HC Deb 03 March 1881 vol 259 cc141-2
MR. FIRTH

asked the President of the Local Government Board, Whether it is the fact that Fulham Small-Pox Hospital is now made the receptacle for more than one-third of the small-pox patients of the whole of London; whether the borough of Chelsea, which includes the whole of Kensington, Notting Hill, Fulham, Chelsea, and Hammersmith have volunteered to take charge of their own small-pox patients; whether the Metropolitan Asylums Board and the Local Government Board have not declined to confine the said hospital to such district; whether the Local Government Board do not decline to receive a deputation to urge such limitation; whether, according to the decision in a recent case, a small-pox hospital is not a nuisance per se which may at any time be stayed by injunction; whether he is aware that the inhabitants of Western London, in consequence of such refusal as aforesaid, propose to take legal proceedings to obtain such injunction; and, whether, in order to save public money being wasted in fruitless litigation by the Metropolitan Asylums Board in defending such proceedings, he is prepared forthwith to advise such Board to close Fulham Small-Pox Hospital, and to remit the patients to the care of local authorities, or otherwise to abate such nuisance?

MR. DODSON

The Notice of the hon.
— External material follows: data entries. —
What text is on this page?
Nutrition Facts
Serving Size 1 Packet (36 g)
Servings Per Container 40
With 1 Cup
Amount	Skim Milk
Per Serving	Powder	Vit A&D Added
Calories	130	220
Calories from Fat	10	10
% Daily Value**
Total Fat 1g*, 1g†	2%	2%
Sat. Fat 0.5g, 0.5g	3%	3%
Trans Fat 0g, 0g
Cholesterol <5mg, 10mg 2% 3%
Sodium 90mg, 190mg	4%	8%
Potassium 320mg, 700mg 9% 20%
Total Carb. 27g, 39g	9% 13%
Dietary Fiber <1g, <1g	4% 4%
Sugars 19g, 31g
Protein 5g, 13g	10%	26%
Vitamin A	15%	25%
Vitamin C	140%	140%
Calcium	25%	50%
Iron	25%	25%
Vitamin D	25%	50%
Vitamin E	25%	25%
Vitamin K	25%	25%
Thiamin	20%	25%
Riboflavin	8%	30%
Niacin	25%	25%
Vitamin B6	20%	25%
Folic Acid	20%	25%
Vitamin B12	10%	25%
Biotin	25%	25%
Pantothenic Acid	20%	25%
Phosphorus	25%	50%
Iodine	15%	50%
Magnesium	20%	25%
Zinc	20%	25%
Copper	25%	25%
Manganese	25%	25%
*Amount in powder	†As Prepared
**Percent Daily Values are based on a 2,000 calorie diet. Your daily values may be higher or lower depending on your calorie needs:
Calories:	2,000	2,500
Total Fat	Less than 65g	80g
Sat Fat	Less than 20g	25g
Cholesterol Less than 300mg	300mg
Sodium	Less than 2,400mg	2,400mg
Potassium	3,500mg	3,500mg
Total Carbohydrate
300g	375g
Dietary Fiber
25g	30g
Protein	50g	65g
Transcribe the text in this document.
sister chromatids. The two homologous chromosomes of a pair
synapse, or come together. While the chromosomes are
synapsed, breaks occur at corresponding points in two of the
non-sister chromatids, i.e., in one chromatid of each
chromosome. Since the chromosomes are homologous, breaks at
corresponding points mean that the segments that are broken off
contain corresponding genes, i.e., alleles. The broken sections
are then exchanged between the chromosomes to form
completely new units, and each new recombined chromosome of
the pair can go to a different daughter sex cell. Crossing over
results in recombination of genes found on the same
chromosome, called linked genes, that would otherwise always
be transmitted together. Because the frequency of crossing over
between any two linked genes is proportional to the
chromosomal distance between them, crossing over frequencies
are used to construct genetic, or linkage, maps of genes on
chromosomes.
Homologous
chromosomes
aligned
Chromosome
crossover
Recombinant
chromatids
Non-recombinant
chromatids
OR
Member contains no less than seven distinct Questions. I will endeavour to answer them as concisely as I can. In answer to the first, it is not the fact that the Fulham Small-Pox Hospital is made the receptacle for more than one-third of the small-pox cases in the Metropolis. The total number in the hospitals of the managers is 763, of which 217 are in Fulham. I have not received any offer from the borough of Chelsea to take charge of their own small-pox patients. The borough, as such, has no power to undertake such a charge; and the vestries of the several parishes in the borough have not, so far as I have been able to learn, provided any hospital for such cases, although express power was given to them to do so as far back as 1866, and they have, from time to time, been reminded of it. The hospitals of the Metropolitan Asylums Board, of which Fulham is one, were provided for the whole Metropolis, at the cost of ratepayers generally; and so long as there is spare accommodation, admission could not be refused to patients sent from any part of that area. For this reason it appeared to me useless to receive a deputation on this subject. The alleged decision that a small-pox hospital is per se a nuisance, and may be stayed by injunction, is now the subject of appeal to the House of Lords. I am not aware that the inhabitants of Western London propose to apply for an injunction. My reply to the last Question is that I am not prepared to advise the Metropolitan Asylums Board to close this hospital and remit small-pox patients generally to the care of the local authorities, more especially seeing that the vestries and district boards have, as a rule, failed to provide hospitals, as they should have done—at all events for non-pauper cases, which form more than half of the cases admitted.